Suatu hari, di sebuah kota di wilayah Syria bernama Nawa, seorang anak berusia sekitar sepuluh tahun terlihat gembira. Layaknya anak kecil pada umumnya, sosok yang kelak dikenal sebagai Imam an-Nawawi itu senang ketika waktu bermainnya tiba. Ia antusias karena akan bertemu dengan teman-teman bermainnya.
Singkat cerita, an-Nawawi menemukan lokasi teman-temannya berkumpul. Ia segera menghampiri mereka untuk bergabung dalam permainan. Namun, keadaan berjalan tidak sesuai seperti yang diharapkan. Alih-alih mendapat sambutan hangat, an-Nawawi justru mendapat sambutan yang tidak enak dari teman-temannya.
Imam an-Nawawi kaget, ia tidak tau kesalahan apa yang telah diperbuatnya sehingga mendapat perlakuan tidak mengenakkan dari teman-temannya. Belum sempat menanyakan hal itu, mereka justru pergi meninggalkan dirinya seorang diri. Ia pun menangis menghadapi kenyataan pahit bahwa teman-temannya tidak menyukainya.
Setibanya di rumah, dalam kondisi masih menangis, Imam an-Nawawi melakukan hal yang mungkin sangat jarang dilakukan oleh anak yang seusia dengannya ketika menangis. Ia berwudhu, mengambil mushaf Al-Qur`an, lalu membaca ayat demi ayat yang ada di dalamnya. Kejadian itu dilihat oleh seorang syekh, beliau pun takjub melihat sosok kecil an-Nawawi yang ketika bersedih memilih untuk membaca Al-Qur`an untuk menenangkan diri.
Kisah di atas tertulis pada bagian biografi Imam an-Nawawi dalam kitabĀ Bustanul ‘Arifin.

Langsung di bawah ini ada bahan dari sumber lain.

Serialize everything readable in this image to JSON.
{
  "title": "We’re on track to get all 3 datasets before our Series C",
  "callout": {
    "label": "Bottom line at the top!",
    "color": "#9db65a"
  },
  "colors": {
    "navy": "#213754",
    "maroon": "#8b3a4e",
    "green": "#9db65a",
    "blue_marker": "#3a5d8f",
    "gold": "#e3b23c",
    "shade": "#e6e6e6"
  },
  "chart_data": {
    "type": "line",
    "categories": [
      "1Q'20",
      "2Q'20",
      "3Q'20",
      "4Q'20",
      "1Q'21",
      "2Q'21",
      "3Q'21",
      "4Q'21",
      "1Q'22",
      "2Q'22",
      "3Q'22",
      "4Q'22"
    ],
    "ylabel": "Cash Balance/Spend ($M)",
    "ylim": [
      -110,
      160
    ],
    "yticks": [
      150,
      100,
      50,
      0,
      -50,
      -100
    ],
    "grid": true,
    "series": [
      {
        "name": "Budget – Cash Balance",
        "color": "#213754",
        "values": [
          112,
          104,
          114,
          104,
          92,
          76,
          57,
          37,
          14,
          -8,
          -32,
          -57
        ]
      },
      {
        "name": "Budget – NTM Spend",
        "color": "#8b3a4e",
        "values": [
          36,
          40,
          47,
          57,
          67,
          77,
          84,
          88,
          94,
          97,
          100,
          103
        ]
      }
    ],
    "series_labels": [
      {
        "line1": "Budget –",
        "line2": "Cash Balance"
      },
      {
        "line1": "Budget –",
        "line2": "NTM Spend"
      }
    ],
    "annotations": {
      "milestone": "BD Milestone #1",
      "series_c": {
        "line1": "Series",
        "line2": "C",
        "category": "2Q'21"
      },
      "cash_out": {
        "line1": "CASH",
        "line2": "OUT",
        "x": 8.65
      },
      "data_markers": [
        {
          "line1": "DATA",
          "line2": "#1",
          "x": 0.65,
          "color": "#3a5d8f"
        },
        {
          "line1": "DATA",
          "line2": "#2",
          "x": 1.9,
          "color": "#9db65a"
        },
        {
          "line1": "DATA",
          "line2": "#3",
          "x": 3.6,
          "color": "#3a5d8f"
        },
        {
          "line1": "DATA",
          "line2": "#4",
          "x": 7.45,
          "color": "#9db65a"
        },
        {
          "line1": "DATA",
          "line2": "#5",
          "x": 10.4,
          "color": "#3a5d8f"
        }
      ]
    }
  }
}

Kisah masa kecil Imam an-Nawawi yang lainnya juga menceritakan keintiman hubungan beliau dengan Al-Qur`an. Misalnya, pernah suatu ketika ayahnya meminta tolong kepadanya untuk menjaga toko. Ternyata, kesibukan menjaga dagangan toko tidak membuatnya lalai dari membaca Al-Qur`an. Sampai suatu ketika seorang syekh berkata sekaligus mendoakannya:
“Anak ini kelak diharapkan menjadi orang yang paling ‘alim dan paling zuhud pada zamannya. Serta bermanfaat bagi banyak manusia.”
Imam an-Nawawi bernama lengkap Muhyiddin Abu Zakaria Yahya ibn Syarif an-Nawawi. Lahir di Nawa, pada bulan Muharram tahun 631 Hijriah dan wafat di kota yang sama pada tanggal 24 Rajab tahun 676 Hijriah. Meski usianya tidak terlalu panjang, beliau mampu menulis banyak karya, khususnya di bidang hadis.
Di antara karya-karya beliau yang cukup populer dan banyak dikaji di Indonesia adalah kitab Riyadhus Sholihin dan kitabĀ al-Arba’in an-Nawawiyyah di bidang hadis. Sedangkan, di bidang Ulumul Qur`an, terdapat kitab at-Tibyan fi Adabi Hamalatil Qur`an.